Tom Molesworth
/
Ryu-4.001
/
doc/stream.md
Names:
Concepts:
- Listen for connection, emit a TCP stream for each one
- Connect to TCP, generate two streams: one that emits bytes, one that receives
Streams are unidirectional. There's two streams for a TCP connection.
Ryu::Async::TCP::Client
Ryu::Async::TCP::Server
Ryu::Async::TCP
Ryu::Source
A source emits a stream of events.
- Ryu::Source::Bytes
- Ryu::Source::Chars
A byte stream can be adapted to a char stream.

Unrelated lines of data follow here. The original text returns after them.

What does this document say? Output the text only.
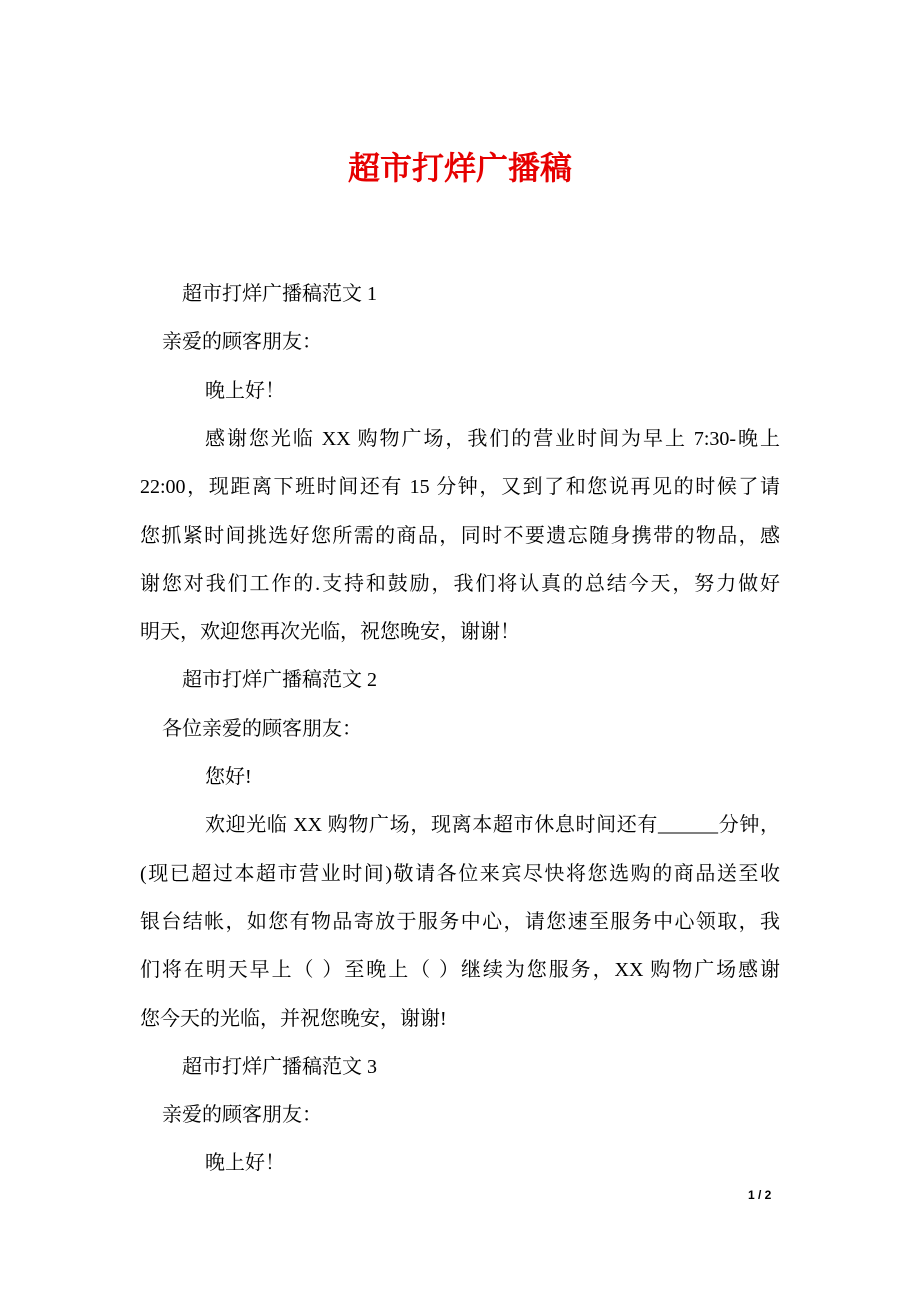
超市打烊广播稿
超市打烊广播稿范文 1
亲爱的顾客朋友：
晚上好！
感谢您光临 XX 购物广场，我们的营业时间为早上 7:30-晚上
22:00，现距离下班时间还有 15 分钟，又到了和您说再见的时候了请
您抓紧时间挑选好您所需的商品，同时不要遗忘随身携带的物品，感
谢您对我们工作的.支持和鼓励，我们将认真的总结今天，努力做好
明天，欢迎您再次光临，祝您晚安，谢谢！
超市打烊广播稿范文 2
各位亲爱的顾客朋友：
您好!
欢迎光临 XX 购物广场，现离本超市休息时间还有______分钟，
(现已超过本超市营业时间)敬请各位来宾尽快将您选购的商品送至收
银台结帐，如您有物品寄放于服务中心，请您速至服务中心领取，我
们将在明天早上（ ）至晚上（ ）继续为您服务，XX 购物广场感谢
您今天的光临，并祝您晚安，谢谢!
超市打烊广播稿范文 3
亲爱的顾客朋友：
晚上好！
1 / 2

my $cs = Ryu::Source::Chars->from($bs, as => 'UTF-8');
Byte streams are intended for dealing with protocols.
$src->packed(C1 => sub {
my ($type) = @_;
});
There's also some common stream facilities:
$src->gather(4 => sub {
my $items = shift; # arrayref
});
Ryu::Sink
Sinks receive events.
Each stream has related streams.
Iterating via ->each:
$thing->each(sub { $ui->notify($_) })->on_ready(sub { $ui->notify_done })
Attaching the stream:
$thing->notify($ui)
Components:
- Next item - the most important part is usually the items that we're trying to deliver
- Finished - inform things when we're not going to see any more results. This always happens, and it happens after everything else
- Completed - we finished with no problems
- Cancelled - we were asked to cancel before we finished
- Failed - something went wrong so we stopped early
- Progress - we're still active, it's unlikely anything's wrong, and progress is being made, but we don't have a new item yet
UI elements will typically attach their own listeners for all the components.
Plain processing may only want ->next and ->done.